IAEA Launches Self-Assessment Tool for Emergency Preparedness


A new web-based tool launched yesterday by the IAEA enables Member States to assess their preparedness for nuclear and radiological emergencies and share their information with other countries. The Emergency Preparedness and Response Information Management System (EPRIMS) provides a comprehensive analysis of countries’ emergency preparedness arrangements and identifies areas for improvement.


“Without preparedness there can be no effective response in the case of an emergency,” said Elena Buglova, Head of the IAEA’s Incident and Emergency Centre. “This new self-assessment tool will make an important contribution to preparedness levels in Member States.”


EPRIMS is open to all Member States and it only needs the registration of a national coordinator to get started. During a pilot phase, all features have been tested with the assistance of some Member States.



The IAEA has launched its new Emergency Preparedness and Response Information Management System during a side-event of the 59th IAEA General Conference. (Photo: V. Fournier/IAEA)


Assessing arrangements for emergency preparedness and response on a national level is a complex task.
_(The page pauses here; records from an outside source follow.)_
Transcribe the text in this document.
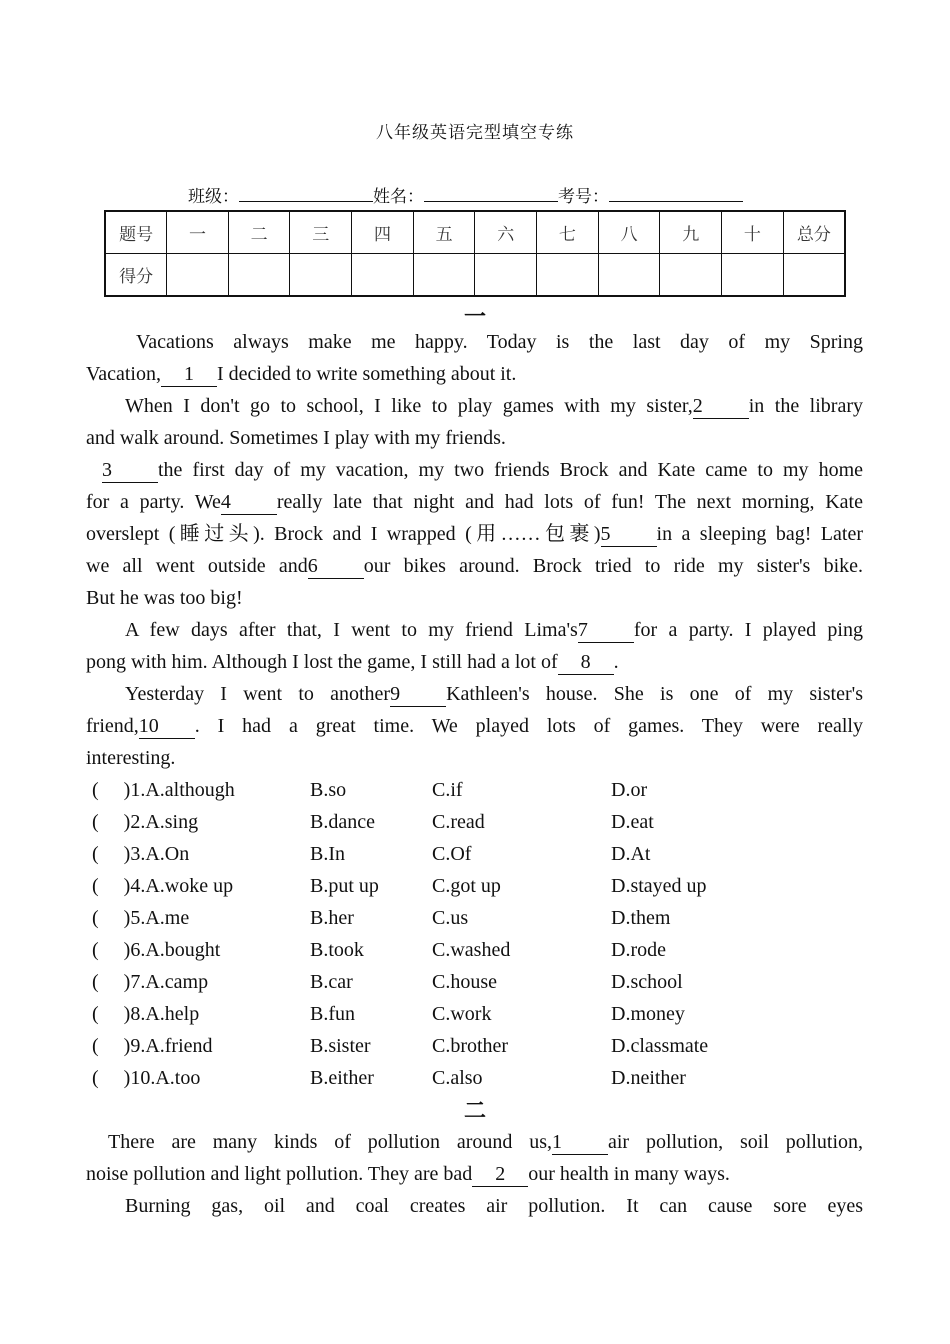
八年级英语完型填空专练
班级：	姓名：	考号：
题号	一	二	三	四	五	六	七	八	九	十	总分
得分											
一
Vacations always make me happy. Today is the last day of my Spring
Vacation, 1 I decided to write something about it.
When I don't go to school, I like to play games with my sister,2 in the library
and walk around. Sometimes I play with my friends.
3 the first day of my vacation, my two friends Brock and Kate came to my home
for a party. We4 really late that night and had lots of fun! The next morning, Kate
overslept (睡过头). Brock and I wrapped (用……包裹)5 in a sleeping bag! Later
we all went outside and6 our bikes around. Brock tried to ride my sister's bike.
But he was too big!
A few days after that, I went to my friend Lima's7 for a party. I played ping
pong with him. Although I lost the game, I still had a lot of 8 .
Yesterday I went to another9 Kathleen's house. She is one of my sister's
friend,10 . I had a great time. We played lots of games. They were really
interesting.
(　 )1.A.although	B.so	C.if	D.or
(　 )2.A.sing	B.dance	C.read	D.eat
(　 )3.A.On	B.In	C.Of	D.At
(　 )4.A.woke up	B.put up	C.got up	D.stayed up
(　 )5.A.me	B.her	C.us	D.them
(　 )6.A.bought	B.took	C.washed	D.rode
(　 )7.A.camp	B.car	C.house	D.school
(　 )8.A.help	B.fun	C.work	D.money
(　 )9.A.friend	B.sister	C.brother	D.classmate
(　 )10.A.too	B.either	C.also	D.neither
二
There are many kinds of pollution around us,1 air pollution, soil pollution,
noise pollution and light pollution. They are bad 2 our health in many ways.
Burning gas, oil and coal creates air pollution. It can cause sore eyes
Every emergency response system involves a broad range of stakeholders, from policy makers to fire fighters. EPRIMS enables Member States to merge all the information on the capabilities of stakeholders in a single system. It analyses the data and is able to identify where the response arrangements are consistent with IAEA Safety Standards and where further improvement is necessary. Multiple users in a Member State can work simultaneously with EPRIMS and enter their data, speeding up the self-assessment process.


EPRIMS offers Member States the option to share the results of their self-assessment with officials in other countries. Buglova explained that it was up to each Member State to decide with which other States it wanted to share its data, but the IAEA was encouraging wide sharing in order to maximize the benefits of the system for international preparedness.


“As Member States from one region, for example, can share their information on emergency preparedness and response capabilities, a major advantage of EPRIMS is that it provides another basis to harmonize the response to transboundary emergencies within this region,” said Peter Hofer of Austria’s Federal Ministry of Agriculture, Forestry, Environment and Water Management.


Accurate technical information on nuclear power reactors is vital, both for the IAEA and its Member States, to effectively respond to an emergency. This kind of information is necessary for the IAEA to fulfil its expanded mandate to perform assessment and prognosis during such an emergency. EPRIMS includes a database of detailed technical information on nuclear power reactors, and the option to share all this data with other Member States facilitating international cooperation. The reactor technical information in EPRIMS complements the IAEA Power Reactor Information System (PRIS) database with which it is linked. “To aggregate this essential data is the second feature that makes EPRIMS unique and a truly international knowledge database,” Buglova said.